Analysts stated that unless urgent action is taken to mitigate against climate change and develop strong development policies in response, these regions could see 143 million new climate migrants. The focus on slow-onset impacts rather than higher ones, such as hurricanes and floods, also means the estimate is at the low end. However, concerted efforts to make these regions more climate resilient could reduce this figure by up to 80 percent.

The Bank’s modelling of the demographics, economies and climate susceptibility of these regions helped identify certain hotspots for migration. For example, within East Africa a high level of migration was expected from bodies of water, such as Lake Victoria, which currently sustains millions of livelihoods.

The World Bank’s Chief Executive Officer, Kristalina Georgieva, commented: “We have a small window now, before the effects of climate change deepen, to prepare the ground for this new reality”

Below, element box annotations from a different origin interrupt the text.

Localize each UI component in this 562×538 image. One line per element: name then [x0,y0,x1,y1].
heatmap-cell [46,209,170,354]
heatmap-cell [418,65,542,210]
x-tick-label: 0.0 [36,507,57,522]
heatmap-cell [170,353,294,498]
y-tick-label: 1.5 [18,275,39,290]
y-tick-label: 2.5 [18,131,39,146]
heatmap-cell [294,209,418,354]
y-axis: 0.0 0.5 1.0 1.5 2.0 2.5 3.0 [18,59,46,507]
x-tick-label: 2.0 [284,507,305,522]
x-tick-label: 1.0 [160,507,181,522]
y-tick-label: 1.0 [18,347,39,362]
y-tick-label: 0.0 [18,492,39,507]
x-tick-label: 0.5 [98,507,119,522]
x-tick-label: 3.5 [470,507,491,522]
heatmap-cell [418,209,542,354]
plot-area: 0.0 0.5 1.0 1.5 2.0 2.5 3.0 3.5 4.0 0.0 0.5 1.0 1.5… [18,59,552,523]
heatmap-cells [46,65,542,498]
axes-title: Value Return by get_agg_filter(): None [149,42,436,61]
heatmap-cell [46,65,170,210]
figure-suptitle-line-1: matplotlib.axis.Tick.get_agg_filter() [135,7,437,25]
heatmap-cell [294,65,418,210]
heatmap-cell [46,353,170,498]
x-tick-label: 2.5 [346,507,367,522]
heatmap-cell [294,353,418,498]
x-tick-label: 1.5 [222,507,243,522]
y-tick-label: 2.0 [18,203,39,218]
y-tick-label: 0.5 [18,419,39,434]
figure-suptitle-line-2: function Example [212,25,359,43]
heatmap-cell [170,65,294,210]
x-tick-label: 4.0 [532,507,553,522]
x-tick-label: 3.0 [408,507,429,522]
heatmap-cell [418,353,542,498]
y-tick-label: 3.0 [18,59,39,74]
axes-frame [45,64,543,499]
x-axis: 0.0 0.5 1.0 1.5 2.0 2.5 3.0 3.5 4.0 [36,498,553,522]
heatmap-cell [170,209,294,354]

“Steps cities take to cope with the upward trend of arrivals from rural areas and to improve opportunities for education, training and jobs will pay long-term dividends. It’s also important to help people make good decisions about whether to stay where they are or move to new locations where they are less vulnerable”.

As a result of its findings, the Bank recommends cutting global greenhouse gas emissions to reduce the scale of the problem; transforming development planning to focus more on climate migration, and greater investment in data to better understand the issue.

“Without the right planning and support, people migrating from rural areas into cities could be facing new and even more dangerous risks,” said the report’s team lead Kanta Kumari Rigaud. “We could see increased tensions and conflict as a result of pressure on scarce resources. But that doesn’t have to be the future. While internal climate migration is becoming a reality, it won’t be a crisis if we plan for it now”.